Mbale Regional Cancer Centre (MbRCC) is a public, specialized, tertiary care medical facility owned by the Uganda Ministry of Health, intended to serve the Eastern Region of Uganda.

==Location==
When established, the centre is expected to be on the campus of Mbale Regional Referral Hospital, which is responsible for the day-to-day running of the establishment. This is located off of Pallisa Road, in the central business district of the city of Mbale, the largest city in the Eastern Region of Uganda. This is approximately 221 km, by road, northeast of Kampala, the largest city in Uganda and its national capital.

==Overview==
MbRCC is a cancer treatment, research, and teaching center, affiliated with the Busitema University School of Medicine and with the Mbale Regional Referral Hospital.

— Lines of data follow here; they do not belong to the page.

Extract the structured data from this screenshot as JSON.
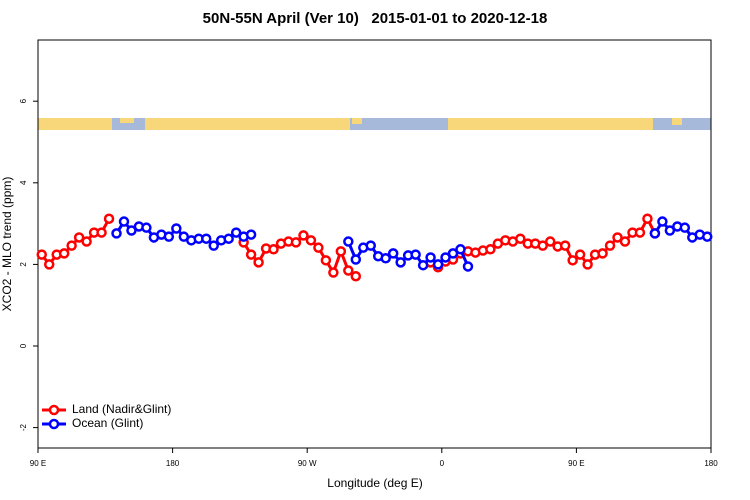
{
  "chart_data": {
    "type": "line",
    "title": "50N-55N April (Ver 10)   2015-01-01 to 2020-12-18",
    "x_label": "Longitude (deg E)",
    "y_label": "XCO2 - MLO trend (ppm)",
    "xlim": [
      90,
      540
    ],
    "xticks": [
      {
        "value": 90,
        "label": "90 E"
      },
      180,
      {
        "value": 270,
        "label": "90 W"
      },
      {
        "value": 360,
        "label": "0"
      },
      {
        "value": 450,
        "label": "90 E"
      },
      {
        "value": 540,
        "label": "180"
      }
    ],
    "ylim": [
      -2.5,
      7.5
    ],
    "yticks": [
      -2,
      0,
      2,
      4,
      6
    ],
    "legend": "bottom-left",
    "series": [
      {
        "name": "Land (Nadir&Glint)",
        "color": "#ff0000",
        "x": [
          92.5,
          97.5,
          102.5,
          107.5,
          112.5,
          117.5,
          122.5,
          127.5,
          132.5,
          137.5,
          142.5,
          227.5,
          232.5,
          237.5,
          242.5,
          247.5,
          252.5,
          257.5,
          262.5,
          267.5,
          272.5,
          277.5,
          282.5,
          287.5,
          292.5,
          297.5,
          302.5,
          307.5,
          352.5,
          357.5,
          362.5,
          367.5,
          372.5,
          377.5,
          382.5,
          387.5,
          392.5,
          397.5,
          402.5,
          407.5,
          412.5,
          417.5,
          422.5,
          427.5,
          432.5,
          437.5,
          442.5,
          447.5,
          452.5,
          457.5,
          462.5,
          467.5,
          472.5,
          477.5,
          482.5,
          487.5,
          492.5,
          497.5,
          502.5
        ],
        "values": [
          2.24,
          2.0,
          2.24,
          2.27,
          2.46,
          2.66,
          2.56,
          2.78,
          2.78,
          3.12,
          null,
          2.54,
          2.24,
          2.05,
          2.39,
          2.37,
          2.51,
          2.56,
          2.54,
          2.71,
          2.59,
          2.41,
          2.1,
          1.8,
          2.32,
          1.85,
          1.71,
          null,
          2.05,
          1.93,
          2.07,
          2.12,
          2.27,
          2.32,
          2.29,
          2.34,
          2.37,
          2.51,
          2.59,
          2.56,
          2.63,
          2.51,
          2.51,
          2.46,
          2.56,
          2.44,
          2.46,
          2.1,
          2.24,
          2.0,
          2.24,
          2.27,
          2.46,
          2.66,
          2.56,
          2.78,
          2.78,
          3.12,
          2.76
        ]
      },
      {
        "name": "Ocean (Glint)",
        "color": "#0000ff",
        "x": [
          142.5,
          147.5,
          152.5,
          157.5,
          162.5,
          167.5,
          172.5,
          177.5,
          182.5,
          187.5,
          192.5,
          197.5,
          202.5,
          207.5,
          212.5,
          217.5,
          222.5,
          227.5,
          232.5,
          237.5,
          297.5,
          302.5,
          307.5,
          312.5,
          317.5,
          322.5,
          327.5,
          332.5,
          337.5,
          342.5,
          347.5,
          352.5,
          357.5,
          362.5,
          367.5,
          372.5,
          377.5,
          382.5,
          502.5,
          507.5,
          512.5,
          517.5,
          522.5,
          527.5,
          532.5,
          537.5
        ],
        "values": [
          2.76,
          3.05,
          2.83,
          2.93,
          2.9,
          2.66,
          2.73,
          2.68,
          2.88,
          2.68,
          2.59,
          2.63,
          2.63,
          2.46,
          2.59,
          2.63,
          2.78,
          2.68,
          2.73,
          null,
          2.56,
          2.12,
          2.41,
          2.46,
          2.2,
          2.15,
          2.27,
          2.05,
          2.22,
          2.24,
          1.98,
          2.17,
          2.0,
          2.17,
          2.27,
          2.37,
          1.95,
          null,
          2.76,
          3.05,
          2.83,
          2.93,
          2.9,
          2.66,
          2.73,
          2.68
        ]
      }
    ]
  }
}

MbRCC is expected to become functional in the 2019/2020 financial year, which starts on 1 July 2019.

The establishment of the centre is aimed towards relieving the increased patient burden at Uganda Cancer Institute, in Kampala, where 4,500 to 6,000 new patients are registered annually. Other regional cancer centers established in this effort include Arua Regional Cancer Centre, Gulu Regional Cancer Centre and Mbarara Regional Cancer Centre.

==Collaboration==
The cancer centre works in collaboration with Uganda Cancer Institute (UCI), the leading cancer treatment and research institute in Uganda, which is under transformation into the East African Cancer Centre of Excellence. UCI specialists work together with Arua Regional Referral Hospital staff to provide the necessary oncology care.